Virtually all of them were to announce the awarding of grants — grants to states, grants to school districts, grants to universities, grants to outside organizations. It was a veritable grant bonanza.

The grants all appear to be perfectly appropriate and targeted at legitimate agency purposes. It was only surprising how many of them came out in such a short period of time, and it’s hard to avoid the perception that much of it was motivated by the need to get money out the door before spending authority lapsed.

Of course, it’s all but impossible to confirm that one way or another now. Their offices are now closed, at least for the time being.

It started becoming apparent last week. From Monday, Sept. 23, when the agency announced a $1.4 million grant to Family Health International in Washington, D.C. to establish a Center on Technology and Disability. It continued on Tuesday the 24th with the awarding of $9.2 million to 58 post-secondary schools — Butler County Community College and Kansas State University among them — for campus-based child care services.

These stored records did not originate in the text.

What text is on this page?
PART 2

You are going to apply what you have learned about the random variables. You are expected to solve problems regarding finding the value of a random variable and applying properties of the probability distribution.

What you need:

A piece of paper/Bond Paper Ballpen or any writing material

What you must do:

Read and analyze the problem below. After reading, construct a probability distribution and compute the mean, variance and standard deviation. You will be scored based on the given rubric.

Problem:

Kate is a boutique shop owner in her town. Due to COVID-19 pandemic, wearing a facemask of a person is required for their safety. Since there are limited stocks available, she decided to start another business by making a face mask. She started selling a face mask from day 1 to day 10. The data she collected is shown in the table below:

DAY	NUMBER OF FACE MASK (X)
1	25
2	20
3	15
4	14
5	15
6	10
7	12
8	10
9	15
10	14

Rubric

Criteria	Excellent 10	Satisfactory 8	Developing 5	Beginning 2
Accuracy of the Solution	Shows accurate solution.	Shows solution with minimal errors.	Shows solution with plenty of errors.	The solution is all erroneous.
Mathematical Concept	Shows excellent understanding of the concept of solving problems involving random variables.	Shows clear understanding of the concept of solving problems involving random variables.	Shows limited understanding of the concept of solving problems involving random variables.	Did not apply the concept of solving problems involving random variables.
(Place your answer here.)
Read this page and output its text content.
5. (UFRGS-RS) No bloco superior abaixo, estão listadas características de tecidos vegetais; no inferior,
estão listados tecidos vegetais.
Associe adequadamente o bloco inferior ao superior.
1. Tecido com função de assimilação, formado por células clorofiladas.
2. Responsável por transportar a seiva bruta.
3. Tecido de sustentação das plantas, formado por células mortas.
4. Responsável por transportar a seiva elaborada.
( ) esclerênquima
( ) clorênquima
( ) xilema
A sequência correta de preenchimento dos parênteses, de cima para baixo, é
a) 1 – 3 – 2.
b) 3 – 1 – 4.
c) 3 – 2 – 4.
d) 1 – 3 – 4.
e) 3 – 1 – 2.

There were two more on Wednesday, including $14 million in grants to 31 Native American tribes and organizations for career and technical education programs.

That was followed by three announcements on Thursday, including $89.8 million in Magnet School Assistance Program (MSAP) grants to 27 school districts in 12 states. The Wichita school district received about $4 million of that.

And all of that culminated in what may have been a single-day record for Department of Education grant awards — around 90 in all — in the final hours of the last business day before the agency’s spending authority ran out. They included:

• $4.6 million in grants to five institutions for research projects aimed at helping improve the lives of people with disabilities.

• 17 grants totaling $2.8 million to charter developers for planning, program design, and initial implementation of new charter schools.

• $211 million in five-year grants to various states for demonstration projects designed to improve the education and employment outcomes of child Supplemental Security Income (SSI) recipients and their families.

• $973,763 for George Washington University in Washington, D.C. to support the establishment and implementation of an Educational Facilities Clearinghouse.

• 60 grants totaling nearly $32 million to local districts and community-based organizations under the Carol M. White Physical Education Program.

• And a $924,512 grant to the University at Buffalo, “to promote the transfer of rehabilitation technologies that are developed with funding from the Department’s National Institute on Disability and Rehabilitation Research (NIDRR) into commercial and non-commercial products that will benefit individuals with disabilities.”